The US Department of Defense—or War—has already requested $54 billion for the development of autonomous weapons which will go to some of these companies, or others, such as Palantir or Anduril, and has stated that it will request more funding for programs related to intelligence, classified and unclassified information networks (i.e., surveillance), and more.

In case you thought that Anthropic was different because they refused the Pentagon’s conditions to be able to use their technology for mass surveillance or fully autonomous weapons, Anthropic and SpaceX just signed a deal for the former to use some of the latter’s data center capacity, which begins setting the contour of alliances.

The Pentagon contracts will enmesh tech companies into the military-industrial complex. As warfare is moving away from expensive mechanical weapons systems towards smaller and cheaper AI-enabled ones, and as those same mechanical weapons introduce a ledger of AI software, technology companies will eventually co-opt the military-industrial complex.

Financial systems based on traditional banking, which introduced a ledger between issuers of money (governments) and the population, will also be eventually merged with digital AI-enabled technologies, as CBDCs or stablecoins become the standard unit of account—and control. A similar process is happening within the government systems, exemplified by DOGE, which could be understood as a pilot program. Eventually, all the important rails of the current social system will have introduced a ledger based on AI-enabled digital technologies.

This ledger will be under the control, in the West, of those very same people that are today fighting in court. This, too, might end up having a digital AI ledger. Consider their new project: objection.ai, which calls itself “the tribunal of truth” and boasts investment from Peter Thiel and other “leading VCs” on the homepage.

Supposedly, this new platform “gives everyone a fast, affordable, evidence-based way to dispute statements in the media.” The core idea is that if you feel like a publication has defamed you, you may “file an objection” with the platform, which will ask the publisher to upload evidence and will assign its own investigator to gather all evidence “regardless of whose interest it serves.” Then it will feed this information to an AI model that will “review all evidence and issue an impartial, evidence-based judgment.”

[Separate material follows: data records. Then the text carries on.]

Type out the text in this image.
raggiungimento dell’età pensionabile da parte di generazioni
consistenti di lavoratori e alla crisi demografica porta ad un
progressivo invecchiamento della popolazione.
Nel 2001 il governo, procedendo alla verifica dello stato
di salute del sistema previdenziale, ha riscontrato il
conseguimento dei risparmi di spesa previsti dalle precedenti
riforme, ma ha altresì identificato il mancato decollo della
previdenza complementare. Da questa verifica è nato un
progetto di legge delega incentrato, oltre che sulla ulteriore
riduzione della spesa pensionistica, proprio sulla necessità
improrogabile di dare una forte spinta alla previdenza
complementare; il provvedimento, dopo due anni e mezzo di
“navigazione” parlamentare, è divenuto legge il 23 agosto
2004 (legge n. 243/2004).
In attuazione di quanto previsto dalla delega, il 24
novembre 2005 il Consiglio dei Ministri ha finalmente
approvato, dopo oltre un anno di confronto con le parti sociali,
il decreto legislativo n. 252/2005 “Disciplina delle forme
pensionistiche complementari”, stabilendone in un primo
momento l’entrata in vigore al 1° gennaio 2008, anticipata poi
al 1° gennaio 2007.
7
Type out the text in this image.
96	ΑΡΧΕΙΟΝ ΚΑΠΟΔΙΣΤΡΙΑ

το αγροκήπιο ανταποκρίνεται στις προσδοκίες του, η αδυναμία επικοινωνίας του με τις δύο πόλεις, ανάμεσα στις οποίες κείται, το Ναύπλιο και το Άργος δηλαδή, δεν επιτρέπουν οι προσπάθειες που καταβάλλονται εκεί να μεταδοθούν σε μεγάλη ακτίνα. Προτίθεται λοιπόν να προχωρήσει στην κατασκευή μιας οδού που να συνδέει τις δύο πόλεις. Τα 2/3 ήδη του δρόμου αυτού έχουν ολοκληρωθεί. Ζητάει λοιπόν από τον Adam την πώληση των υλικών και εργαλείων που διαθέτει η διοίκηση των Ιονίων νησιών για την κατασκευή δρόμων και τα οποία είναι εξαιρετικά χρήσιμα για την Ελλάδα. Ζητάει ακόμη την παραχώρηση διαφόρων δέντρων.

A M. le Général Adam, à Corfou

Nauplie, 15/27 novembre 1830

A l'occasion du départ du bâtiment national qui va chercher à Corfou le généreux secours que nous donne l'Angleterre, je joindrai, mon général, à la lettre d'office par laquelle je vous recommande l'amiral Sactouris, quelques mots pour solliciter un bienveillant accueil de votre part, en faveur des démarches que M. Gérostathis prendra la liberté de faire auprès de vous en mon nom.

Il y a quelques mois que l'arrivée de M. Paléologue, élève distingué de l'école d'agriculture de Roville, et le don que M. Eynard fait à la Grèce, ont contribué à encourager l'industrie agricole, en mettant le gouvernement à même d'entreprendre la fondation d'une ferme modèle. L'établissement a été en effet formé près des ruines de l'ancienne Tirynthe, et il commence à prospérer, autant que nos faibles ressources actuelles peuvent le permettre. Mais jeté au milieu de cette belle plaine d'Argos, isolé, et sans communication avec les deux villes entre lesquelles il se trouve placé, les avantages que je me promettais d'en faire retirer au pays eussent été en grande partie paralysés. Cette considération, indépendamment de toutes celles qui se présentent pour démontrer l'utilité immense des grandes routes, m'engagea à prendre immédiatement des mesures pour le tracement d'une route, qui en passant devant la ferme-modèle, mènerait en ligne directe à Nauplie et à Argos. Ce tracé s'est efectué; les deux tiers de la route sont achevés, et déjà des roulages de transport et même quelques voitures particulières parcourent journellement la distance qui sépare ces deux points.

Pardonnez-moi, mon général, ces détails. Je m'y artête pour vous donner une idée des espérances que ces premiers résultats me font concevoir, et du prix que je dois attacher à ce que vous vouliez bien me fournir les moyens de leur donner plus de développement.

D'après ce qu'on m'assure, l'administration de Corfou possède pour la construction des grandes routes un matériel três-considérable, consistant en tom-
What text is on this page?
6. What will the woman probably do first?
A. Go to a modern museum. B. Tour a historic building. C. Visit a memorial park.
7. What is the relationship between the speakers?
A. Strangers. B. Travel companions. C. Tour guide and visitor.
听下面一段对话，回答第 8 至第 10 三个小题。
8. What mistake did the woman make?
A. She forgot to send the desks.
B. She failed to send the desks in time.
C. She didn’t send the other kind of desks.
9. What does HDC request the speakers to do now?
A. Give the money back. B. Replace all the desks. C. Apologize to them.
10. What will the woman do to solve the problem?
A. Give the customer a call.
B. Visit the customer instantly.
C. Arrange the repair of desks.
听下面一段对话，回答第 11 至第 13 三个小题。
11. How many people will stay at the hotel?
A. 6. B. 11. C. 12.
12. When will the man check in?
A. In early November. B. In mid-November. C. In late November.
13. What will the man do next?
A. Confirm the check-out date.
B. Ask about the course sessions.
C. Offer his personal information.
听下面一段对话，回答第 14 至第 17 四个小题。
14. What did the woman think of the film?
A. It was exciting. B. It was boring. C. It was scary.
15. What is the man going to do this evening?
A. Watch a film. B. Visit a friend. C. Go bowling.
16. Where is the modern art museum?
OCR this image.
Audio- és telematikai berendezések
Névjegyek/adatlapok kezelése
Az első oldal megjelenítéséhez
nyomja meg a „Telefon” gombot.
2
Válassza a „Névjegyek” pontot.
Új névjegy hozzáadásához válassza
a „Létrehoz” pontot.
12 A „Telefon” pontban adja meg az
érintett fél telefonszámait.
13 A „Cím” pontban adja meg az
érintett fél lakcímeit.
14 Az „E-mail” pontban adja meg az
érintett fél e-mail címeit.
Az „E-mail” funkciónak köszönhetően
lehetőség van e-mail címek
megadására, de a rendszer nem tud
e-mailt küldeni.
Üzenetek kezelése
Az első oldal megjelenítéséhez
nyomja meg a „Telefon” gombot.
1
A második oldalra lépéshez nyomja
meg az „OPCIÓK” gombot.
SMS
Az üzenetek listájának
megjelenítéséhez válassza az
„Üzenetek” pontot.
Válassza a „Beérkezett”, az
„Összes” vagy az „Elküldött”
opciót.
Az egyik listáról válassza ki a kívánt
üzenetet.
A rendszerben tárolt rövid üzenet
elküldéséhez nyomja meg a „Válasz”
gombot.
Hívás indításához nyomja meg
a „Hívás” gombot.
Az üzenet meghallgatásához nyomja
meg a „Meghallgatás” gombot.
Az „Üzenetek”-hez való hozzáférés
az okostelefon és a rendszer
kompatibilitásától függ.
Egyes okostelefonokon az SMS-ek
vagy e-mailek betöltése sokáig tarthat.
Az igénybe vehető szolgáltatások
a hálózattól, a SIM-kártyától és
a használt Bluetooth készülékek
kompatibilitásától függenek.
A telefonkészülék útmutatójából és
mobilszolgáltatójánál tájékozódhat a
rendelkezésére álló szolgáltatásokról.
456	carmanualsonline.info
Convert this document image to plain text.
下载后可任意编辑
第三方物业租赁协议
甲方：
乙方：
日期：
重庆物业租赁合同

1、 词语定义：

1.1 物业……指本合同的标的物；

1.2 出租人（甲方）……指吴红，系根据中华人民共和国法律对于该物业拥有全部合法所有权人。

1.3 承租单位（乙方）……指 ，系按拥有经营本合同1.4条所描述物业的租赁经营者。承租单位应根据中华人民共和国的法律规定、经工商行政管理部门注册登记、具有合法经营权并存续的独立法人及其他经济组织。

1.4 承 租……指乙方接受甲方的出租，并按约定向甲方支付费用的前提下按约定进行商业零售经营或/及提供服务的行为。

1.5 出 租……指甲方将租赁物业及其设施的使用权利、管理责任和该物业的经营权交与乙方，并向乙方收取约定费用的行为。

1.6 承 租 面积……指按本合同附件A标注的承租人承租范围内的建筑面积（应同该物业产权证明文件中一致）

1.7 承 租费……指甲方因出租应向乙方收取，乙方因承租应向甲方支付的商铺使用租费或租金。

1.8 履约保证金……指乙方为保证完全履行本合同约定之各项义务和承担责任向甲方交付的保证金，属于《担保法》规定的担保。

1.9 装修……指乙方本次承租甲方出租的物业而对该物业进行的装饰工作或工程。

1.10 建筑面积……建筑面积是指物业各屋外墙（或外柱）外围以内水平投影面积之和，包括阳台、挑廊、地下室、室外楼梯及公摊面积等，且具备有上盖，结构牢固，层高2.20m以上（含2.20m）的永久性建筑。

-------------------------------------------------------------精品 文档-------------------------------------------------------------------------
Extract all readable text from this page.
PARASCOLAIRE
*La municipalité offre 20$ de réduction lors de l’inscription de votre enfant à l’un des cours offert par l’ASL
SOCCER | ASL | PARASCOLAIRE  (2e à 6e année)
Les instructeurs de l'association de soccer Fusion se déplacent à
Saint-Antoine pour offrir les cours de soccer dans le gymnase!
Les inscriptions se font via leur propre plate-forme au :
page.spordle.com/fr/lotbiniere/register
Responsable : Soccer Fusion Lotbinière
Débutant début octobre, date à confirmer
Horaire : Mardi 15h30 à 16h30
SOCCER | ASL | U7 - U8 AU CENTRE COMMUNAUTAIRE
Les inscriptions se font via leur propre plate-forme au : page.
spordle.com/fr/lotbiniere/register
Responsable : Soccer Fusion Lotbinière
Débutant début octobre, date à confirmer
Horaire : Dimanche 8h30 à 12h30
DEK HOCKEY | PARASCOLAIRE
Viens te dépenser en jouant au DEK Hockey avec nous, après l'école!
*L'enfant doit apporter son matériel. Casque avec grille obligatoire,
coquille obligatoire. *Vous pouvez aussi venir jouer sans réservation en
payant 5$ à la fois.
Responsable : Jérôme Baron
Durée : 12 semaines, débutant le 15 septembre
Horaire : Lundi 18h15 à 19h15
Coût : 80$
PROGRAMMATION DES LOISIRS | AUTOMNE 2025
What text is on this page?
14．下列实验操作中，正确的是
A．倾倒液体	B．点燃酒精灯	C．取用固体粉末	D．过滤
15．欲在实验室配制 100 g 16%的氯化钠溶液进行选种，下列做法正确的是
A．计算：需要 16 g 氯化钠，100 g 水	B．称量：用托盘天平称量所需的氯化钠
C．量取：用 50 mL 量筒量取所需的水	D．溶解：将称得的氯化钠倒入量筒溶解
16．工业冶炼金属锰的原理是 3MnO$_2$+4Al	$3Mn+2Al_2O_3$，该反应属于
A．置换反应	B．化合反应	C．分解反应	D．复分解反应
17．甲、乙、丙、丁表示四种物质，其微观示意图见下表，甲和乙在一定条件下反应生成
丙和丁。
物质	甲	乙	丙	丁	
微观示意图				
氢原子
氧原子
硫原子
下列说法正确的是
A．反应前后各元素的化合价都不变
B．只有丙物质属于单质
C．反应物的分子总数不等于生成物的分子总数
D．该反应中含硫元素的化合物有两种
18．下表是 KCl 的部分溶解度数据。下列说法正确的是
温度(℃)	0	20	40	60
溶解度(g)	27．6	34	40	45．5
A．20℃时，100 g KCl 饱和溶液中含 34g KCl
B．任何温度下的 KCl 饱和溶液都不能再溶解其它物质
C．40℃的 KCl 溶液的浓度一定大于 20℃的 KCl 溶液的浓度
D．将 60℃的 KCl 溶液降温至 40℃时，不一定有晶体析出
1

It is not difficult to see how this could become a prototype for an AI-based judicial system and how that could turn out terribly. The fact that these people are currently fighting their battle at court is a sign that they are not yet there. At the moment, they are being “invited” by the traditional power holders—the Pentagon, the financial system, the military complex, etc.—because they promise to generate more money and more power. But if how their technologies have penetrated and transformed civil life is to be an example, then we can expect something similar happening within the power grid.

However, as they become part of the power structure, their differences will have to be ironed out and resolved. We should expect more of this. If we stop seeing it publicly, then we should know why.